La Tunisie remplit-elle les conditions pour l’annulation de sa dette extérieure ?

08-06-2023

Le président Kaïs Saïed appelle clairement à l’annulation de la dette extérieure de la Tunisie et sa conversion en projets de développement spécifiques. Une déclaration faite lors de sa rencontre avec Giorgia Meloni, la présidente du Conseil  italien, en visite à Tunis ce mercredi 6 juin. 

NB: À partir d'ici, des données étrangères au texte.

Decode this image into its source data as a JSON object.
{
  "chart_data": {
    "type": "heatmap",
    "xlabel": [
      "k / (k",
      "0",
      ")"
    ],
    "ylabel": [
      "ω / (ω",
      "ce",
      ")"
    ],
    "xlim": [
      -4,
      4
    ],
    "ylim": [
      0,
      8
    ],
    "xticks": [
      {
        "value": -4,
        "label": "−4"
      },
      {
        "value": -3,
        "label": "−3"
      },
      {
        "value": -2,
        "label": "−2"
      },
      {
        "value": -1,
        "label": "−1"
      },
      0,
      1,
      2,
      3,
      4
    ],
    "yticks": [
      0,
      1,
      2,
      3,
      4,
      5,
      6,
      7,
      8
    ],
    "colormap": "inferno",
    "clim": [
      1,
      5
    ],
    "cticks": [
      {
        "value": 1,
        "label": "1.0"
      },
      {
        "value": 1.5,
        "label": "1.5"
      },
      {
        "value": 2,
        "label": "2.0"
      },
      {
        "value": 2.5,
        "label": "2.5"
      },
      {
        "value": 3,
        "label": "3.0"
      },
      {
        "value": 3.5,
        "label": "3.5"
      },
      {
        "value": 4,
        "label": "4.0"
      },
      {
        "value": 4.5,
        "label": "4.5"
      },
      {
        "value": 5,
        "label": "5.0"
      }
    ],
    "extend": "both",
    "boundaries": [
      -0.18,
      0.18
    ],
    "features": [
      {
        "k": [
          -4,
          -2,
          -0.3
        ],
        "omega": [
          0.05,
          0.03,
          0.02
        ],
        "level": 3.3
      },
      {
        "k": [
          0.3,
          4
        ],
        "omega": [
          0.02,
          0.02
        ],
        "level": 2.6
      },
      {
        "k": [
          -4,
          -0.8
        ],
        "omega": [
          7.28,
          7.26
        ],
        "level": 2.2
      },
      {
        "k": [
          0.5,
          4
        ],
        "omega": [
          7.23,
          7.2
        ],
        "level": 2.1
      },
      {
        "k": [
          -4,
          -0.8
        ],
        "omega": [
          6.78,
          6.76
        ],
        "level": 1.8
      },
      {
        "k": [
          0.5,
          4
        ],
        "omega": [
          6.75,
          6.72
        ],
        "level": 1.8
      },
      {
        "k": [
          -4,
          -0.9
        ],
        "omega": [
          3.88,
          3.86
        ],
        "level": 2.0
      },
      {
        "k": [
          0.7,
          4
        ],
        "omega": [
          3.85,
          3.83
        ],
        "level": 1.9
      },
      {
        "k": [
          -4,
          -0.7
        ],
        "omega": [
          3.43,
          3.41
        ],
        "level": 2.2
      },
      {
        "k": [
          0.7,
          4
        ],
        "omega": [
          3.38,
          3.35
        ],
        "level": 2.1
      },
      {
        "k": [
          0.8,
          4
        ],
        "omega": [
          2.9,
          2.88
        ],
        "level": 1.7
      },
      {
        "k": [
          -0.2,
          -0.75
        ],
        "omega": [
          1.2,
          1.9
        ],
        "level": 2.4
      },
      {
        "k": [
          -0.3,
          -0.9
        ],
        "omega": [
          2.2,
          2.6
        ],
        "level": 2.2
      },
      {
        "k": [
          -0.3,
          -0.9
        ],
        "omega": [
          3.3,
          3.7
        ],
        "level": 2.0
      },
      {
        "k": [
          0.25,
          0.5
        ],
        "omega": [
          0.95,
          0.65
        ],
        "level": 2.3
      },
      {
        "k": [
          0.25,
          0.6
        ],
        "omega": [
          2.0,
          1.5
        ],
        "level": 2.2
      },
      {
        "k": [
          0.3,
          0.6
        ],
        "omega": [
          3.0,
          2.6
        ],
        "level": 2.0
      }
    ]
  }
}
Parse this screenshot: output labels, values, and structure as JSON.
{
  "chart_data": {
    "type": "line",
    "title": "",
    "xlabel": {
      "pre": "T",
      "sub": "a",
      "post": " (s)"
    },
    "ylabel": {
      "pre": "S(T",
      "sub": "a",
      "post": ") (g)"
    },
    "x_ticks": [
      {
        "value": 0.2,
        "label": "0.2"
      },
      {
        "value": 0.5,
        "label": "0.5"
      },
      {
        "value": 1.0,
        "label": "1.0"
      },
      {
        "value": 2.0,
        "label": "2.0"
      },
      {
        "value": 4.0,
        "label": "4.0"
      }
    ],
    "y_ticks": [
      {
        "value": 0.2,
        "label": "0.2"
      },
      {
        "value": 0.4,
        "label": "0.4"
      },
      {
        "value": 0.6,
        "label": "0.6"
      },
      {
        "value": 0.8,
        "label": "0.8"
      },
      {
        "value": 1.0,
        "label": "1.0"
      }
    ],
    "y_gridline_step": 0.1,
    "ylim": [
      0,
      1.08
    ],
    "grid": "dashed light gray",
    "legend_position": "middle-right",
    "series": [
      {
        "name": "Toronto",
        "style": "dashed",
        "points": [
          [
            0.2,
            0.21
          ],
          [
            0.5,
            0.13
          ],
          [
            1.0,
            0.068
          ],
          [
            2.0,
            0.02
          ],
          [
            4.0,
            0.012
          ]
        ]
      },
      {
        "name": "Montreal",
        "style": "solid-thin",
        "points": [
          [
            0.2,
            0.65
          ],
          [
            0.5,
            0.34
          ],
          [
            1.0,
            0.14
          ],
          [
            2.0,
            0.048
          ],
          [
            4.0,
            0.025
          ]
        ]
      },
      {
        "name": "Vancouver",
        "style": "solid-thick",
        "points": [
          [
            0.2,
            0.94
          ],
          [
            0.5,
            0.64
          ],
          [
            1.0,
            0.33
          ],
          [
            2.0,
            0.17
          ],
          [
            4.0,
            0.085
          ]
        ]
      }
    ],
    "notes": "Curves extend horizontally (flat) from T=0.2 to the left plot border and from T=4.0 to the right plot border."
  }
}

Une dette colossale qui pèse sur l’État tunisien et dont les prochaines échéances de remboursement sont importantes, notamment en 2023. Pour le moment, 27,4 % des montants dus ont été honorés. Sans un accord d’un programme de financement avec le FMI, l’étau risque de se resserrer sur les finances du pays qui peinent à rester à flot pour éviter le défaut de paiement. 

La question est de savoir si cette annulation est possible? Quelles en seraient les conditions mais aussi les risques et les conséquences? Hamza Meddeb, chercheur au Carnegie Middle East Center a bien voulu analyser pour GnetNews cette annonce,  mais aussi expliquer le processus d’une telle opération. 

Qu’est ce que la dette extérieure ?

La dette extérieure de la Tunisie revêt trois natures. La première est la dette bilatérale, qui est contractée auprès d’autres Etats. Il y a également la dette multilatérale qui provient des institutions financières internationales comme le Fonds Monétaire International, la Banque Mondiale, la Banque Africaine de Développement, etc… Et enfin la dette vendue sur les marchés internationaux sous forme de bons de trésor et achetée par des investisseurs internationaux. 

Le service de la dette extérieure est la somme versée annuellement par un pays pour rembourser le capital emprunté et les intérêts.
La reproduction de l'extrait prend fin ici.